A. PENDAHULUAN
Ibn Abbas, yang dinilai sebagai salah seorang sahabat Nabi yang paling
mengetahui maksud firman-firman Allah, menyatakan bahwa tafsir terdiri dari
empat bagian : pertama, yang dapat dimengerti secara umum oleh orang-orang
Arab berdasarkan pengetahuan bahasa mereka; kedua, yang tidak ada alasan bagi
seseorang untuk tidak mengetahuinya; ketiga,yang tidak diketahui kecuali oleh
ulama; dan keempat, yang tidak diketahui kecuali oleh Allah (Nasir, 2017).

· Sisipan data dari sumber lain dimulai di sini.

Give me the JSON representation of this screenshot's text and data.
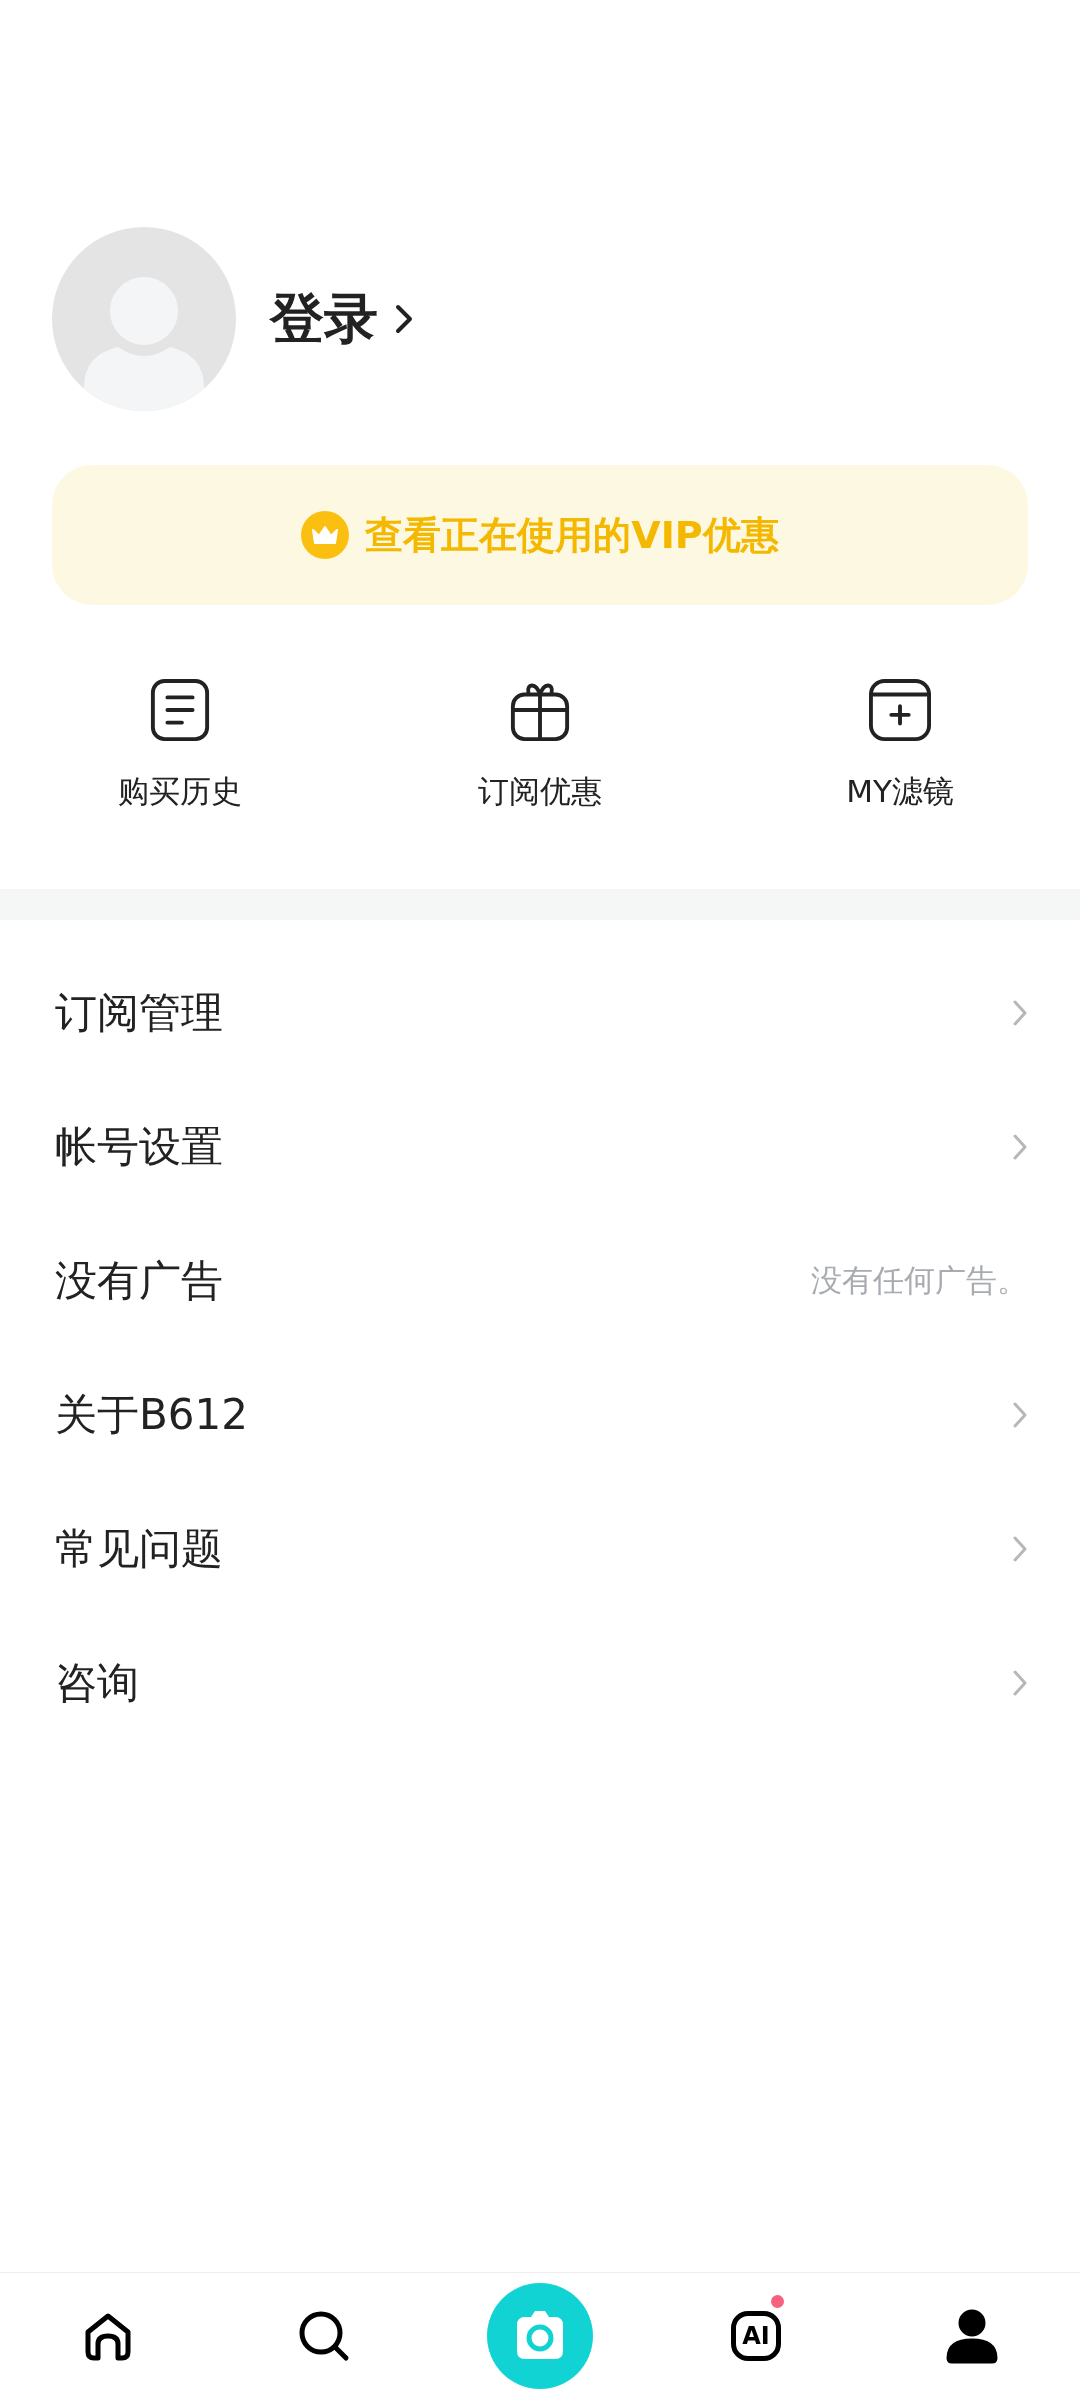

Oleh karena itu, tidak semua orang bisa menafsirkan al- quran, menjadi
mufassir harus mencuki syarat. Mufassir adalah orang yang memiliki kapabilitas
sempurna yang dengannya ia mengetahui maksud Allah taala dalam Al-Quran
sesuai dengan kemampuannya. Ia melatih dirinya di atas manhaj para mufassir
dengan mengetahui banyak pendapat mengenai tafsir Kitbullh. Selain itu, ia
menerapkan tafsir tersebut baik dengan mengajarkannya atau menuliskannya
(Lova, 2015).
Beriku ini beberapa etika yang harus dimiliki oleh seorang mufassir:
1. Berakhlah shahihah,
2. Mengamal kan sendiri terlebih dahulu
3. ikhlas
4. Tidak dengan hawa nafsu
5. Menafsirkan alquran dengan alquran terlebih dahulu
6. Mencari penafsiran dari sunnah (Amal 2010)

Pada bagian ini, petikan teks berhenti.